(dissenting):
I dissent. The interpretation of the October 20, 1959 compromise, as made by the referee and followed by the district court, is reasonable in view of the various rights waived therein and the general tenor of the instrument.
The trustee thought it best there be no appeal. Seymour-Heath could have appealed, had he desired, and been able, to post a bond. This he did not do. The July 30, 1965 order is final. Any appeal by American Pumice has lapsed. Thus, the question here involves the compromise of a judgment, not a cause of action. The October 20, 1959 compromise refers, in paragraphs 1(g) to Heath’s right to approve any compromise “of the condemnation action,” not to approve any compromise, or the compromise of any judgment, after trial. It may be presumed that the parties anticipated an ultimate solution by some judgment in the condemnation proceedings.
The parties did not state that Seymour-Heath had a right to veto any compromise of a judgment. The parties anticipated that if Seymour-Heath was not satisfied with the judgment obtained, he could force an appeal, but required the posting of a bond. This he never accomplished.
While it is true that the proposed compromised judgment will insure that attorneys are paid and that the condemnee waives interest in a substantial sum due from the government, the government waives any claims for taxes on the award *334(including capital gains tax), and waives certain large tax renegotiations’ claims against two of the corporations, which amount to almost half a million dollars (though the validity of such government claim is disputed). Each of these waivers can be of substantial value to the bankrupt estate.

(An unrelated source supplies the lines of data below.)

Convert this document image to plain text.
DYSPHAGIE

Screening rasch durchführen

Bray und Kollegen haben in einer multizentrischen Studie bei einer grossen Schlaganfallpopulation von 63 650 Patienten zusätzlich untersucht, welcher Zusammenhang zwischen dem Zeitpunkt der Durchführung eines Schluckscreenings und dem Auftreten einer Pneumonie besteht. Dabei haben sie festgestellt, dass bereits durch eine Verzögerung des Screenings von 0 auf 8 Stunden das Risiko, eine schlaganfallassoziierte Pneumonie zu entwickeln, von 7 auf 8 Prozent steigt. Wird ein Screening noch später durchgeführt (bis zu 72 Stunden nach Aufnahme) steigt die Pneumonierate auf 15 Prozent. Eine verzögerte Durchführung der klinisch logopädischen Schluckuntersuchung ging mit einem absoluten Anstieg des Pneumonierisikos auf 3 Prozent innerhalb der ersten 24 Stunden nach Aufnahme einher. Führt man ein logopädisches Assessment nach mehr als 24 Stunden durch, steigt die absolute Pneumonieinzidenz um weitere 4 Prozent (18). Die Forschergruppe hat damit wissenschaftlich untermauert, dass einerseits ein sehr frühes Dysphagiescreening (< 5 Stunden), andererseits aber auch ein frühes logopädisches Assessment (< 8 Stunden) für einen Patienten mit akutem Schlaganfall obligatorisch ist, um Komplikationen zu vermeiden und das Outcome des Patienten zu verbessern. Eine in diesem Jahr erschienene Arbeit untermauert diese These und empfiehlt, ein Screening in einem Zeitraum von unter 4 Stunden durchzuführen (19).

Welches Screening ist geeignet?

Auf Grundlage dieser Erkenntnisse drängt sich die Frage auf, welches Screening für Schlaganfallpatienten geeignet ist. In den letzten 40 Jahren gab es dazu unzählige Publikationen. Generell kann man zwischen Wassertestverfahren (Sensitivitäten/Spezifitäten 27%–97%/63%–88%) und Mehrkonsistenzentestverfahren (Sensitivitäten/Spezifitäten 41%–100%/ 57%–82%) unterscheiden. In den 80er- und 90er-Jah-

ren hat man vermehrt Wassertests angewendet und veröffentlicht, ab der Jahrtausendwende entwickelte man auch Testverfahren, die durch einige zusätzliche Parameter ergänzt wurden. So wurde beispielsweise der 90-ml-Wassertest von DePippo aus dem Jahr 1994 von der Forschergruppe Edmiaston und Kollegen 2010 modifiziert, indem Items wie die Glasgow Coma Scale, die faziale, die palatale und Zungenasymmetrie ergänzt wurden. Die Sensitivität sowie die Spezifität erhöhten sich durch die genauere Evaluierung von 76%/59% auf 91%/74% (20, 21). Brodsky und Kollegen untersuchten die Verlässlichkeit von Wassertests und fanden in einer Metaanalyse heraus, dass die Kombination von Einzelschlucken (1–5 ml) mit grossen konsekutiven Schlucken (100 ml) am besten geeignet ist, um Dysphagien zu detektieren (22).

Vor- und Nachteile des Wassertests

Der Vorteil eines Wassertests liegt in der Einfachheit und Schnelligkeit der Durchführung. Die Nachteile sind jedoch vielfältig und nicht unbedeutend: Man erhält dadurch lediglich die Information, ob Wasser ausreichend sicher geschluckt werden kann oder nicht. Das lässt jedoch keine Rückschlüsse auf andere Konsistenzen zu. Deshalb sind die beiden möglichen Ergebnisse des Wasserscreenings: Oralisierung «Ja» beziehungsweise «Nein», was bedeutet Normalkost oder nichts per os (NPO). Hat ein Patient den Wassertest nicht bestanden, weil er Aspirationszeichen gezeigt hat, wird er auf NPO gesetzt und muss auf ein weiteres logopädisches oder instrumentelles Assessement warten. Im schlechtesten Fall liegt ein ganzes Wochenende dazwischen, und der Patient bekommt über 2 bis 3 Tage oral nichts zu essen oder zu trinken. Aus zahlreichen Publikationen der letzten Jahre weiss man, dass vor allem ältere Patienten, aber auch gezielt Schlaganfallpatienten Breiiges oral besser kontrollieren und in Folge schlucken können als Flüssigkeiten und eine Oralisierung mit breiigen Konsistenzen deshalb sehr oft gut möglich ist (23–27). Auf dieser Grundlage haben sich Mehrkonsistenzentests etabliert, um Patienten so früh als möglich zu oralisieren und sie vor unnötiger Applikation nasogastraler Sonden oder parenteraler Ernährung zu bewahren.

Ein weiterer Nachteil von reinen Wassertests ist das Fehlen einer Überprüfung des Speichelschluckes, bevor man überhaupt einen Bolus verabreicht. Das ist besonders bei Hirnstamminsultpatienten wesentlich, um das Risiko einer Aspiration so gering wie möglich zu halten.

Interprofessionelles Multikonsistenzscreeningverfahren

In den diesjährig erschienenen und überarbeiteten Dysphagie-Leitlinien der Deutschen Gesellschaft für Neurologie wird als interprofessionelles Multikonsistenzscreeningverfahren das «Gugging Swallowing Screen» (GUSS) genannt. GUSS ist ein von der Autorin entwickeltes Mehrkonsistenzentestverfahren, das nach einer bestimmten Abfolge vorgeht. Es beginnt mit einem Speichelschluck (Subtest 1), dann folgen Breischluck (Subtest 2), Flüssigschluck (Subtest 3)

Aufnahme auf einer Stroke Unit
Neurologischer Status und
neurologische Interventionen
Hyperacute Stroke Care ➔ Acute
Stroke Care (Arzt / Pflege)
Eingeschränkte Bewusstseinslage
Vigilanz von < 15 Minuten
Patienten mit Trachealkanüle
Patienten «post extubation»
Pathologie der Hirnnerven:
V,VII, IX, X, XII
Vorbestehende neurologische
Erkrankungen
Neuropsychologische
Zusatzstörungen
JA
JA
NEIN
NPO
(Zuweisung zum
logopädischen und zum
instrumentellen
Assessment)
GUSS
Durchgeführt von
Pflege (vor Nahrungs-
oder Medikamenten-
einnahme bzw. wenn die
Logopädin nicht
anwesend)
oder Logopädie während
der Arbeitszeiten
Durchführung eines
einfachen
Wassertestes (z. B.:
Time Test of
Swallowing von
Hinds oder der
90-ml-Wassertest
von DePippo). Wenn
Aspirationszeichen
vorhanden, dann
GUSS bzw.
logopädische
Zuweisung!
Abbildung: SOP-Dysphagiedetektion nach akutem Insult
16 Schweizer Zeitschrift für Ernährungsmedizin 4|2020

I do not believe this appellate court has the omniscience to overrule the judgment of the trustee, the referee, the district court, and reputable counsel (particularly skilled in condemnation matters), on the assumption that an original “owner of the stock of the corporations” has better judgment as to the value of the properties condemned, after there has been a proper trial and judgment, and where the possible proceeds relate to a bankruptcy of some twenty-one years standing.